Full Summary Appraisal

A summary appraisal report includes extensive research on the horse’s background, bloodlines, riding discipline, show record and offspring records. A comparable analysis is used to determine the fair market value. Frequently used for loans, bankruptcies, divorces, tax donations and audits, estate planning and settlements, buying or selling and many other types of business and legal uses. Usually done on a Sales Comparison Basis, similar to real estate. Most commonly used appraisal.

Restricted Use Appraisal

Typically a brief, 1–4 page report. Used to establish estimated value based on the appraiser’s knowledge of, and/or experience with, the subject property without conducting research to develop supporting facts. Most commonly used for determining if a more in-depth appraisal is needed or for obtaining an insurance binder.

Hypothetical Appraisal

Used to determine value when a horse is deceased or stolen, or it could also be used to determine the potential value. The use of a hypothetical condition is disclosed in the report making the user aware of the condition upon which the appraisal value is based.

Retrospective Appraisal

Involves researching past markets to determine the value of the horse at some specific time in the past.

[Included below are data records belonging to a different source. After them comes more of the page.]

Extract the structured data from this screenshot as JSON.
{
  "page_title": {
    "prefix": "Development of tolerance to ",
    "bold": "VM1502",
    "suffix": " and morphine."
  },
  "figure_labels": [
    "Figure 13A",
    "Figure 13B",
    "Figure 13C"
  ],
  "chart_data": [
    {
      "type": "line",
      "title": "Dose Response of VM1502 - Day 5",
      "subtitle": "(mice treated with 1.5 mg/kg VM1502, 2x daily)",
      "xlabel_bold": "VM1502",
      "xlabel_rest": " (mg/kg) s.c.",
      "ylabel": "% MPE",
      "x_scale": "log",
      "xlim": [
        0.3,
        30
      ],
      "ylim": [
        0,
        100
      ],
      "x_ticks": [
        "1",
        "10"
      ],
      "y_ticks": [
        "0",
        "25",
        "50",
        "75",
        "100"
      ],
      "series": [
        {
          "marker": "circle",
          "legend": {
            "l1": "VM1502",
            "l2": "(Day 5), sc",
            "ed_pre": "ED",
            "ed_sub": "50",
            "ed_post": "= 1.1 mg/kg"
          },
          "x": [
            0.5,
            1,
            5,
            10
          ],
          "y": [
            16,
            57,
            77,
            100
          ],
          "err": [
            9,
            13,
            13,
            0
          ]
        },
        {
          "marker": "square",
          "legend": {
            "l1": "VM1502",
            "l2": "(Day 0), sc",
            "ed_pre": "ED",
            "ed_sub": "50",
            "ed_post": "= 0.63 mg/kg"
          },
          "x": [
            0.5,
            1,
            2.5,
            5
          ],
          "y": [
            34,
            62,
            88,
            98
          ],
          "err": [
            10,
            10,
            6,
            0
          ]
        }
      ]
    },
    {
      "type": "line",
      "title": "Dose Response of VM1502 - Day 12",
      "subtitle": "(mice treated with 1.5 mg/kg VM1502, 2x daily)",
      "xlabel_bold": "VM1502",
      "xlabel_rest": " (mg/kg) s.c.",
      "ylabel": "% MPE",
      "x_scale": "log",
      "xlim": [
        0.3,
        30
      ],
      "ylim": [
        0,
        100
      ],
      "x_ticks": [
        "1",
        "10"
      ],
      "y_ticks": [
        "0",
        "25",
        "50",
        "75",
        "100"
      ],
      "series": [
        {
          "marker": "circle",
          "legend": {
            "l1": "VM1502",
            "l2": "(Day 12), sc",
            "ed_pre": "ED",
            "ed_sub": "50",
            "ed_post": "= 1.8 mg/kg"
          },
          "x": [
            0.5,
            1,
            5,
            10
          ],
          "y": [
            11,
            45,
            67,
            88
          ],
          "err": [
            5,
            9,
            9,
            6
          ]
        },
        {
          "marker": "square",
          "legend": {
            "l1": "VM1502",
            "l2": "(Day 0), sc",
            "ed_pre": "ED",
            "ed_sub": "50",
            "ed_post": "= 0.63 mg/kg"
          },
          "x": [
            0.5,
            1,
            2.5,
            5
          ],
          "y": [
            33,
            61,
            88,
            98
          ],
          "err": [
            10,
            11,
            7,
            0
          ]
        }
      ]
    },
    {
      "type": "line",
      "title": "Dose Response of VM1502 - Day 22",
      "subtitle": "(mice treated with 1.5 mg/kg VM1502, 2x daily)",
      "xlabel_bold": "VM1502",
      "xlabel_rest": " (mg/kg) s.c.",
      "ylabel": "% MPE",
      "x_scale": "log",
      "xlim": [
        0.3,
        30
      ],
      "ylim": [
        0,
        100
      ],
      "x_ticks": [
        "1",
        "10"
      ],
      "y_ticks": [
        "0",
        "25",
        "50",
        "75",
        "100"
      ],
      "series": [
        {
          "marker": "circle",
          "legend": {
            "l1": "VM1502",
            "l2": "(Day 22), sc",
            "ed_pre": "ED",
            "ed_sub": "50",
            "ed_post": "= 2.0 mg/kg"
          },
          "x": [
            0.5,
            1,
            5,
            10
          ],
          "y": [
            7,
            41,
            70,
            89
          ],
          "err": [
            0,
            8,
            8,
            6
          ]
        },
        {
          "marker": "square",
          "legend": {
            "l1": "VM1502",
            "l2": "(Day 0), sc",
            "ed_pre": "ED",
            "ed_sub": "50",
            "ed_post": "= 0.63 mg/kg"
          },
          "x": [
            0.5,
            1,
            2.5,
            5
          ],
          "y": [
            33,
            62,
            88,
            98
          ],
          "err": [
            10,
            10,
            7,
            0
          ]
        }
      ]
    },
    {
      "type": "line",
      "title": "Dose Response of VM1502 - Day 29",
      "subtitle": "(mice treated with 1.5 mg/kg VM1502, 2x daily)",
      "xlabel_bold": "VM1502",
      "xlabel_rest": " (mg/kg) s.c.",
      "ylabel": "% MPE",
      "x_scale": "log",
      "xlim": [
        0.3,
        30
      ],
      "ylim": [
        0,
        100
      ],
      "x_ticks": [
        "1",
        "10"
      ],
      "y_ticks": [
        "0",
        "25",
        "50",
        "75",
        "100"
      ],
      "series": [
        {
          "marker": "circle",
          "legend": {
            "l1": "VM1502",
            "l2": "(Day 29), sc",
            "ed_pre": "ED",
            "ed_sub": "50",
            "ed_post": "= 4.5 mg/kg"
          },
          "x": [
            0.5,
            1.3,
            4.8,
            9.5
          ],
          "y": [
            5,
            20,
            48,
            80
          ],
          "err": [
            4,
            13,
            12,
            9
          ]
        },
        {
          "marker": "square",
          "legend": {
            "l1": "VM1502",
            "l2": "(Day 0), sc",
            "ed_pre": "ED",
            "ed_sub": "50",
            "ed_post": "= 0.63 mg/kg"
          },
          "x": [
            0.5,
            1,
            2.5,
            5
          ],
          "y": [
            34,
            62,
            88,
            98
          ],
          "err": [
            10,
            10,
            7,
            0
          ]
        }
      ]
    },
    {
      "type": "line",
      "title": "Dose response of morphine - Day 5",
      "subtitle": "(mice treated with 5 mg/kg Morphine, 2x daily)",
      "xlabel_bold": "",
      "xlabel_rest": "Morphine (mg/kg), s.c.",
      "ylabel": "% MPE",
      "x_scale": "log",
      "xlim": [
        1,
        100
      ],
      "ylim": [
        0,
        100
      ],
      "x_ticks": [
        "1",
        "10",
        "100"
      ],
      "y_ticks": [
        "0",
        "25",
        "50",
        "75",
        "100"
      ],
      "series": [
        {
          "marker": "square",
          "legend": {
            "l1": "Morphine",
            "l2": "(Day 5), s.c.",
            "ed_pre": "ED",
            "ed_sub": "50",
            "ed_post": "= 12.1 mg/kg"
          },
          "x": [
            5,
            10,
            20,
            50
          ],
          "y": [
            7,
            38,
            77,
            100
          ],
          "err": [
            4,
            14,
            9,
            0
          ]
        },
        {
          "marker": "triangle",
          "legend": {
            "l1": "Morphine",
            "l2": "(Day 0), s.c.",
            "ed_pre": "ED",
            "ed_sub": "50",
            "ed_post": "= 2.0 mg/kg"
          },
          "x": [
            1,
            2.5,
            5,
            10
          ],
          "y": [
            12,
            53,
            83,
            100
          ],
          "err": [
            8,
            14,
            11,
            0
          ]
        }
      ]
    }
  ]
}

This report may be either a Summary Appraisal or a Self-Contained Appraisal.

Self-Contained Appraisal

Includes extensive research on the horse’s background, bloodlines, etc. It identifies and defines the marketplace in which comparable properties were found and explains why that particular market was used. It also describes the condition of the marketplace (whether it was stable, rising, falling, etc.). This type of appraisal report would normally be used in a case that could go to court where high stakes are involved. This report is the most complete and complex, but the least frequently used.